‘Old person smell’ is a normal part of ageing – even if you wash lots

Does “old person smell” actually exist?

Many use the unflattering term to describe the elderly – but apparently, the scent actually has a scientific explanation.

A study published in the Journal of Investigative Dermatology found the change in smell can be because of a chemical compound called 2-nonenal.

It’s caused by omega-7 fatty acids breaking down on the skin due to oxidisation.

And apparently, the body produces more of these fatty acids as it ages.

As anti-oxidant defences begin to deteriorate at the age of 40, more 2-nonenal is present on the skin, which may have an impact on body odour.

The study says: “Human body odor consists of various kinds of odor components.

“Here, we have investigated the changes in body odor associated with aging.

“The body odor of subjects between the ages of 26 and 75 was analyzed by headspace gas chromatography/mass spectrometry.

“2-Nonenal, an unsaturated aldehyde with an unpleasant greasy and grassy odor, was detected only in older subjects (40 y or older).

“Furthermore, analysis of skin surface lipids revealed that ω7 unsaturated fatty acids and lipid peroxides also increased with aging and that there were positive correlations between the amount of 2-nonenal in body odor and the amount of ω7 unsaturated fatty acids or lipid peroxides in skin surface lipids.

“2-Nonenal was generated only when ω7 unsaturated fatty acids were degraded by degradation tests in which some main components of skin surface lipids were oxidatively decomposed using lipid peroxides as initiator of an oxidative chain reaction.

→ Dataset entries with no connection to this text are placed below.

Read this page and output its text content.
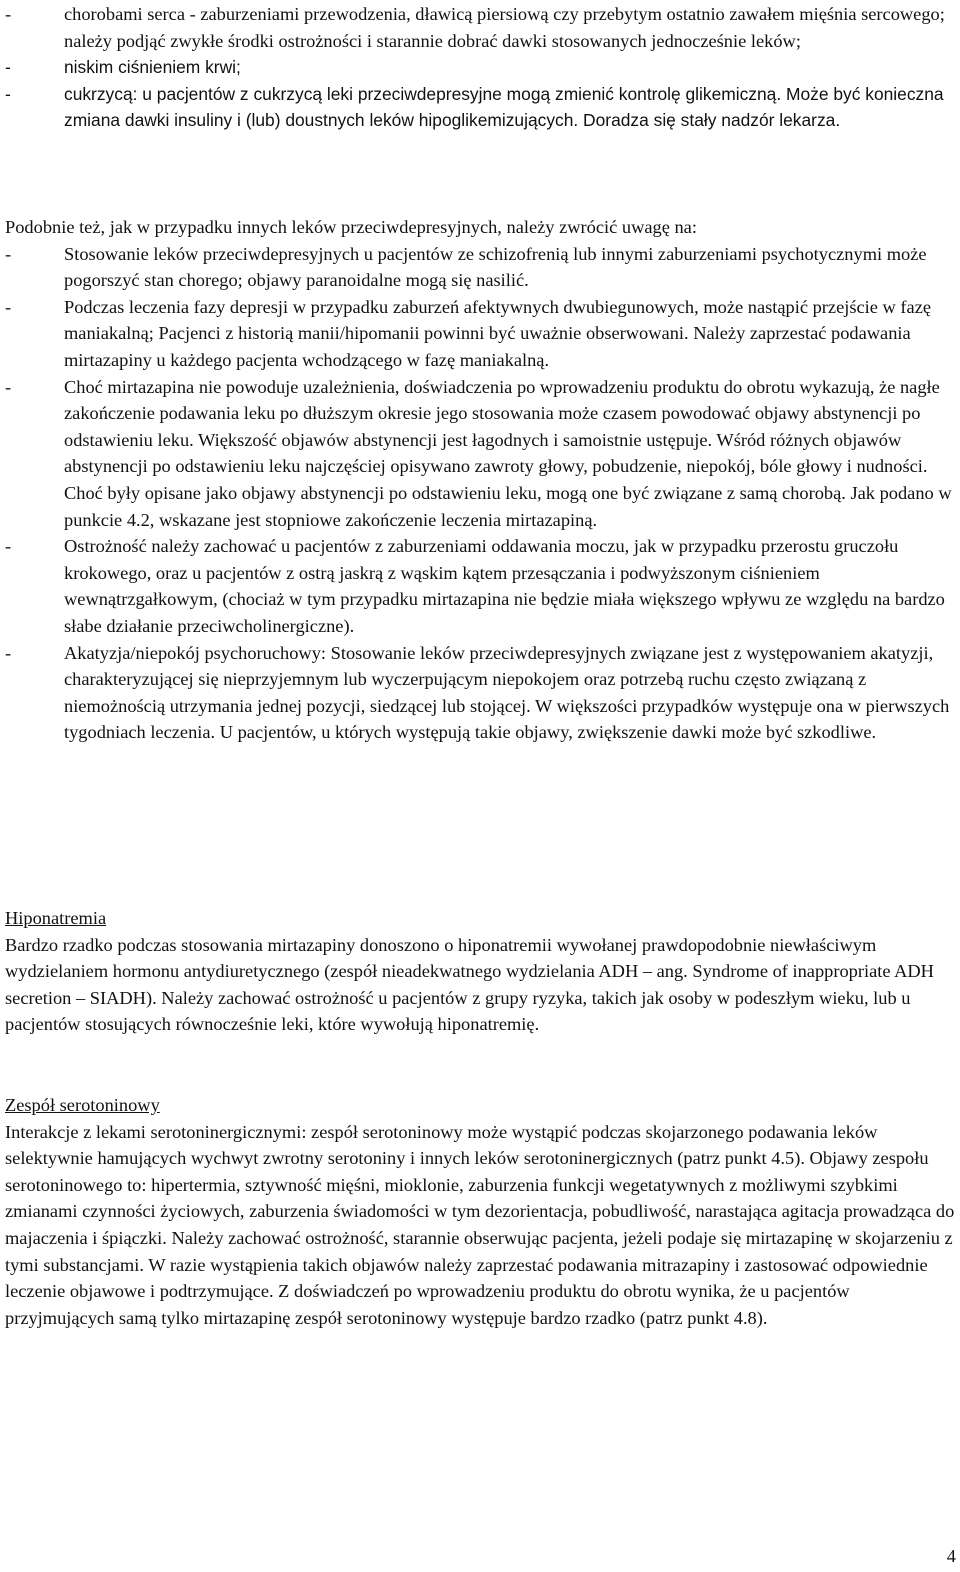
-	chorobami serca - zaburzeniami przewodzenia, dławicą piersiową czy przebytym ostatnio zawałem mięśnia sercowego; należy podjąć zwykłe środki ostrożności i starannie dobrać dawki stosowanych jednocześnie leków;
-	niskim ciśnieniem krwi;
-	cukrzycą: u pacjentów z cukrzycą leki przeciwdepresyjne mogą zmienić kontrolę glikemiczną. Może być konieczna zmiana dawki insuliny i (lub) doustnych leków hipoglikemizujących. Doradza się stały nadzór lekarza.

Podobnie też, jak w przypadku innych leków przeciwdepresyjnych, należy zwrócić uwagę na:

-	Stosowanie leków przeciwdepresyjnych u pacjentów ze schizofrenią lub innymi zaburzeniami psychotycznymi może pogorszyć stan chorego; objawy paranoidalne mogą się nasilić.
-	Podczas leczenia fazy depresji w przypadku zaburzeń afektywnych dwubiegunowych, może nastąpić przejście w fazę maniakalną; Pacjenci z historią manii/hipomanii powinni być uważnie obserwowani. Należy zaprzestać podawania mirtazapiny u każdego pacjenta wchodzącego w fazę maniakalną.
-	Choć mirtazapina nie powoduje uzależnienia, doświadczenia po wprowadzeniu produktu do obrotu wykazują, że nagłe zakończenie podawania leku po dłuższym okresie jego stosowania może czasem powodować objawy abstynencji po odstawieniu leku. Większość objawów abstynencji jest łagodnych i samoistnie ustępuje. Wśród różnych objawów abstynencji po odstawieniu leku najczęściej opisywano zawroty głowy, pobudzenie, niepokój, bóle głowy i nudności. Choć były opisane jako objawy abstynencji po odstawieniu leku, mogą one być związane z samą chorobą. Jak podano w punkcie 4.2, wskazane jest stopniowe zakończenie leczenia mirtazapiną.
-	Ostrożność należy zachować u pacjentów z zaburzeniami oddawania moczu, jak w przypadku przerostu gruczołu krokowego, oraz u pacjentów z ostrą jaskrą z wąskim kątem przesączania i podwyższonym ciśnieniem wewnątrzgałkowym, (chociaż w tym przypadku mirtazapina nie będzie miała większego wpływu ze względu na bardzo słabe działanie przeciwcholinergiczne).
-	Akatyzja/niepokój psychoruchowy: Stosowanie leków przeciwdepresyjnych związane jest z występowaniem akatyzji, charakteryzującej się nieprzyjemnym lub wyczerpującym niepokojem oraz potrzebą ruchu często związaną z niemożnością utrzymania jednej pozycji, siedzącej lub stojącej. W większości przypadków występuje ona w pierwszych tygodniach leczenia. U pacjentów, u których występują takie objawy, zwiększenie dawki może być szkodliwe.

Hiponatremia

Bardzo rzadko podczas stosowania mirtazapiny donoszono o hiponatremii wywołanej prawdopodobnie niewłaściwym wydzielaniem hormonu antydiuretycznego (zespół nieadekwatnego wydzielania ADH – ang. Syndrome of inappropriate ADH secretion – SIADH). Należy zachować ostrożność u pacjentów z grupy ryzyka, takich jak osoby w podeszłym wieku, lub u pacjentów stosujących równocześnie leki, które wywołują hiponatremię.

Zespół serotoninowy

Interakcje z lekami serotoninergicznymi: zespół serotoninowy może wystąpić podczas skojarzonego podawania leków selektywnie hamujących wychwyt zwrotny serotoniny i innych leków serotoninergicznych (patrz punkt 4.5). Objawy zespołu serotoninowego to: hipertermia, sztywność mięśni, mioklonie, zaburzenia funkcji wegetatywnych z możliwymi szybkimi zmianami czynności życiowych, zaburzenia świadomości w tym dezorientacja, pobudliwość, narastająca agitacja prowadząca do majaczenia i śpiączki. Należy zachować ostrożność, starannie obserwując pacjenta, jeżeli podaje się mirtazapinę w skojarzeniu z tymi substancjami. W razie wystąpienia takich objawów należy zaprzestać podawania mitrazapiny i zastosować odpowiednie leczenie objawowe i podtrzymujące. Z doświadczeń po wprowadzeniu produktu do obrotu wynika, że u pacjentów przyjmujących samą tylko mirtazapinę zespół serotoninowy występuje bardzo rzadko (patrz punkt 4.8).

4
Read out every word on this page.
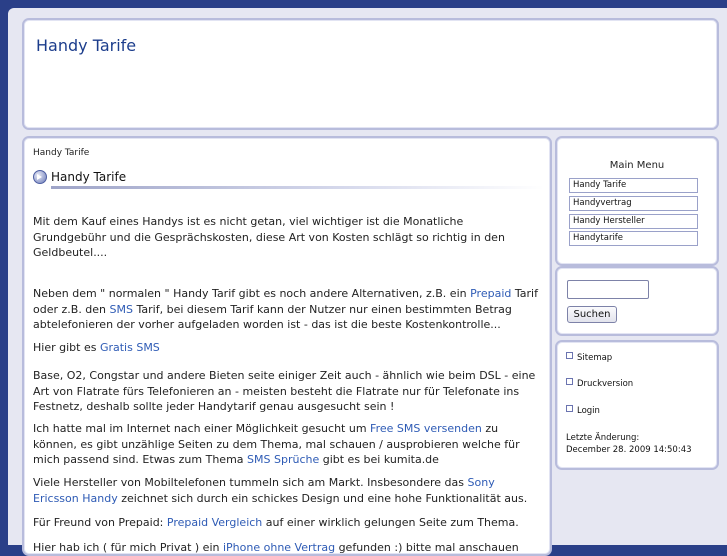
Handy Tarife
Handy Tarife
Handy Tarife

Mit dem Kauf eines Handys ist es nicht getan, viel wichtiger ist die Monatliche Grundgebühr und die Gesprächskosten, diese Art von Kosten schlägt so richtig in den Geldbeutel....

Neben dem " normalen " Handy Tarif gibt es noch andere Alternativen, z.B. ein Prepaid Tarif oder z.B. den SMS Tarif, bei diesem Tarif kann der Nutzer nur einen bestimmten Betrag abtelefonieren der vorher aufgeladen worden ist - das ist die beste Kostenkontrolle...

Hier gibt es Gratis SMS

Base, O2, Congstar und andere Bieten seite einiger Zeit auch - ähnlich wie beim DSL - eine Art von Flatrate fürs Telefonieren an - meisten besteht die Flatrate nur für Telefonate ins Festnetz, deshalb sollte jeder Handytarif genau ausgesucht sein !

Ich hatte mal im Internet nach einer Möglichkeit gesucht um Free SMS versenden zu können, es gibt unzählige Seiten zu dem Thema, mal schauen / ausprobieren welche für mich passend sind. Etwas zum Thema SMS Sprüche gibt es bei kumita.de

Viele Hersteller von Mobiltelefonen tummeln sich am Markt. Insbesondere das Sony Ericsson Handy zeichnet sich durch ein schickes Design und eine hohe Funktionalität aus.

Für Freund von Prepaid: Prepaid Vergleich auf einer wirklich gelungen Seite zum Thema.

Hier hab ich ( für mich Privat ) ein iPhone ohne Vertrag gefunden :) bitte mal anschauen

Main Menu
Handy Tarife
Handyvertrag
Handy Hersteller
Handytarife
Suchen
Sitemap
Druckversion
Login
Letzte Änderung:
December 28. 2009 14:50:43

“The results indicate that 2-nonenal is generated by the oxidative degradation of ω7 unsaturated fatty acids, and suggest that 2-nonenal may be involved in the age-related change of body odor.”

The presence of 2-nonenal is "nothing to do with personal hygiene" – it isn't water soluable so can’t be scrubbed off the skin when you wash.

According to Healthline, “old person smell” is perfectly normal and not anything to worry about.

But apparently, there are ways to reduce the amount your body is producing by tweaking your lifestyle.

Exercising regularly, getting a good night sleep and drinking lots of walker is said to be helpful.

As well as this, avoiding stress, smoking and boozing could be of use.